Background
Gelman and Hill's Data Analysis Using Regression and Multilevel/Hierarchical Models includes an example in section 13.5 of how to model non-nested data. The second example in this section is a regression of log earnings, $y_i$, on height, $z_i$ (mean-adjusted), and ethnicity and age categories. Using the notation of the book, there are $J = 4$ ethnic groups and $K=3$ age categories.
The multilevel model there is written
$$y_i \sim N(\alpha_{j[i],k[i]} + \beta_{j[i],k[i]}z_i, \sigma_y^2), \text{ for all $i=1,\dots,n$} ,$$ where
$$ \begin{pmatrix} \alpha_{j,k} \\ \beta_{j,k} \end{pmatrix} = \begin{pmatrix} u_0 \\ u_1 \end{pmatrix} + \begin{pmatrix} \gamma_{0j}^{eth} \\ \gamma_{1j}^{eth} \end{pmatrix} + \begin{pmatrix} \gamma_{0j}^{age} \\ \gamma_{1j}^{age} \end{pmatrix} + \begin{pmatrix} \gamma_{0j}^{eth\times age} \\ \gamma_{1j}^{eth\times age} \end{pmatrix}, $$ with priors
$\begin{pmatrix} \gamma_{0j}^{eth} \\ \gamma_{1j}^{eth} \end{pmatrix}\sim N(\mathbf0, \mathbf{\Sigma}^{eth})$
$\begin{pmatrix} \gamma_{0j}^{age} \\ \gamma_{1j}^{age} \end{pmatrix}\sim N(\mathbf0, \mathbf{\Sigma}^{age})$
$\begin{pmatrix} \gamma_{0j}^{eth\times age} \\ \gamma_{1j}^{eth\times age} \end{pmatrix}\sim N(\mathbf0, \mathbf{\Sigma}^{eth\times age})$.
Using lmer() this is modeled as
lmer (y ~ x.centered + (1 + x.centered | eth) + (1 + x.centered | age) +
(1 + x.centered | eth:age))
Question
The above brilliantly, to my mind, allows varying slopes and intercepts to be modeled in a non-nested way. Neither age nor ethnicity is "contained" with one another, yet one can still leverage the partial-pooling power of multilevel models.

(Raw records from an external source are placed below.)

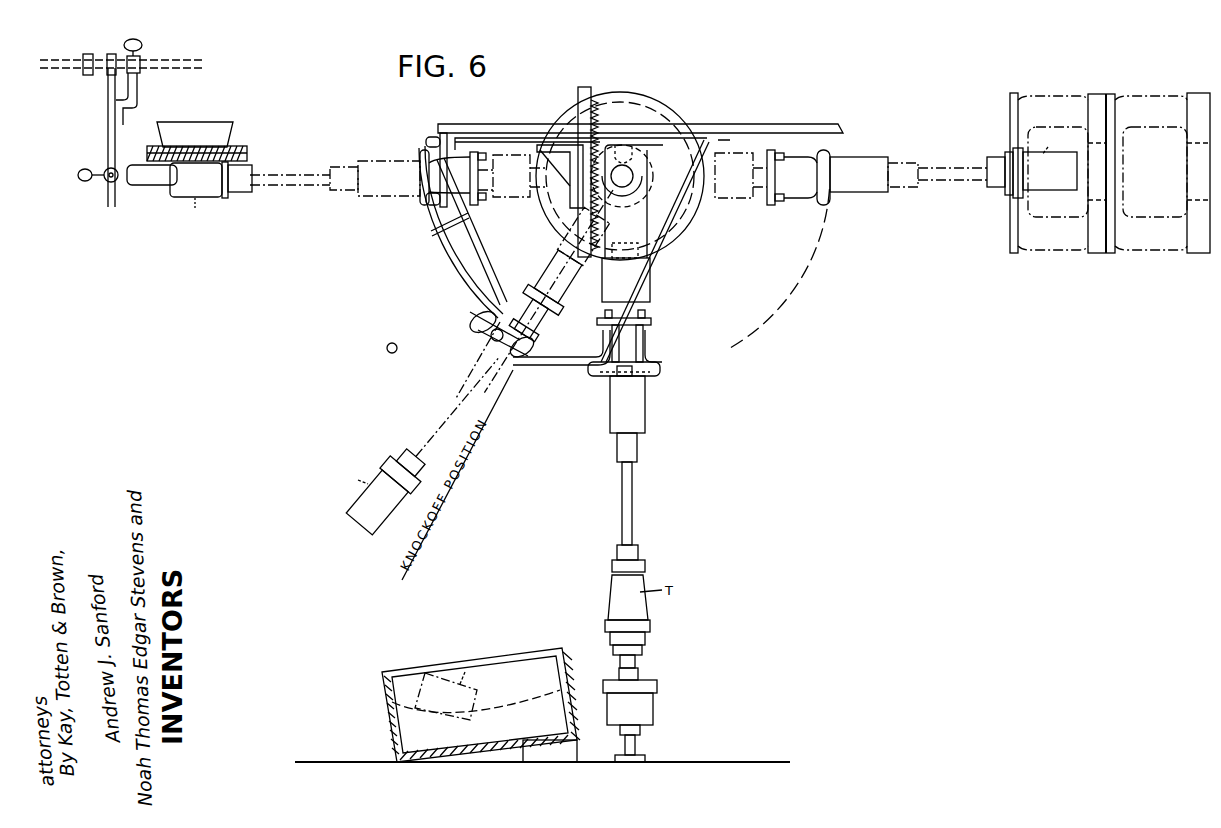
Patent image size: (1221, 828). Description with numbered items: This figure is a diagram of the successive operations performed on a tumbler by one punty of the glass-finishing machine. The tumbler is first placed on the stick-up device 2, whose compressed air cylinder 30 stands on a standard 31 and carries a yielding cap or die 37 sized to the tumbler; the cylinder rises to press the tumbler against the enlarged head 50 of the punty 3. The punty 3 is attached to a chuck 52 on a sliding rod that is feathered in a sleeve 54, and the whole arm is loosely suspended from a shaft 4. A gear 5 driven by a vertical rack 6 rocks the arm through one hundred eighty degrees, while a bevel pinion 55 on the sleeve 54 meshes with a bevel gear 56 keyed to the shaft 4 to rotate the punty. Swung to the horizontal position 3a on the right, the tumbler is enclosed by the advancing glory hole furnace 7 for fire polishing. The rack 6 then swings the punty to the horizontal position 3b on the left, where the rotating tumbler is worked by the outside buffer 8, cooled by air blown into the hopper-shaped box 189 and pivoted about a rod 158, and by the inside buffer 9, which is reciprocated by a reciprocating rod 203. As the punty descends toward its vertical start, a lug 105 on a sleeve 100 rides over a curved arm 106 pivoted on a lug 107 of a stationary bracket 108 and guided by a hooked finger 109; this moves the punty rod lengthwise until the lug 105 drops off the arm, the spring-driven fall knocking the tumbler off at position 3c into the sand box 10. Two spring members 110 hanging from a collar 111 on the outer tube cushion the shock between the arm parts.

The reciprocating rod 203 is at (182, 57).
The inside buffer 9 is at (150, 185).
The hopper-shaped box 189 is at (187, 132).
The rod 158 is at (238, 146).
The outside buffer 8 is at (247, 156).
The horizontal position of punty 3b is at (312, 179).
The vertical rack 6 is at (585, 88).
The shaft 4 is at (626, 178).
The gear 5 is at (643, 183).
The bevel pinion 55 is at (632, 223).
The bevel gear 56 is at (695, 222).
The collar 111 is at (648, 322).
The sleeve 54 is at (633, 336).
The spring members 110 is at (612, 328).
The sleeve 100 is at (642, 405).
The lug 105 is at (511, 300).
The chuck 52 is at (622, 447).
The punty 3 is at (630, 497).
The enlarged head 50 is at (618, 556).
The cap or die 37 is at (645, 636).
The stick-up device 2 is at (642, 667).
The compressed air cylinder 30 is at (646, 703).
The standard 31 is at (633, 741).
The sand box 10 is at (396, 703).
The knocking-off position of punty 3c is at (427, 430).
The stationary bracket 108 is at (500, 244).
The hooked finger 109 is at (434, 231).
The curved arm 106 is at (462, 284).
The lug 107 is at (497, 331).
The horizontal position of punty 3a is at (944, 173).
The glory hole furnace 7 is at (1062, 253).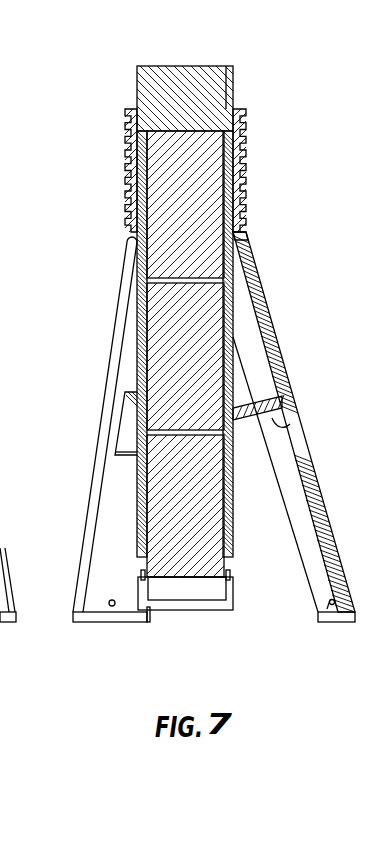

In the setting I care about (with categories having nothing to do with race and age) $J=100$ and $K=20$. But in my setting the variable corresponding to $J$ has a nested structure (with 3 or 4 levels). Suppose that $J$ is the number of cities, which are clustered in counties, states, and countries (assuming for simplicity each country has the same hierarchical categories as the U.S.).
My question is, can one usefully specify a multilevel-model with this "partially-nested, partially non-nested" structure? This need not be able to be fit using lmer().
Vague idea #1: use the same specification as in the non-nested background example, but impose some sort of prior on the covariance of the 4-level-nested-category which makes the otherwise-noisy covariance matrix more robustly specified.
Vague idea #2: Compute the group level averages for each level of the hierarchy and include them as fixed effects.
I would prefer a specification that allows country/state/county and city effects to all be random, but it each of the lower levels would seem to require a centering on the level above it, which seems to complicate things. I also don't have a uniform amount of data in each $j\times k$ "bucket", if that's relevant.
Is there a way to model such data in an elegant way in the spirit of Gelman and Hill?
Edited: [I radically re-wrote this question to improve it - the specific question has changed but is exactly in the spirit of the original question.]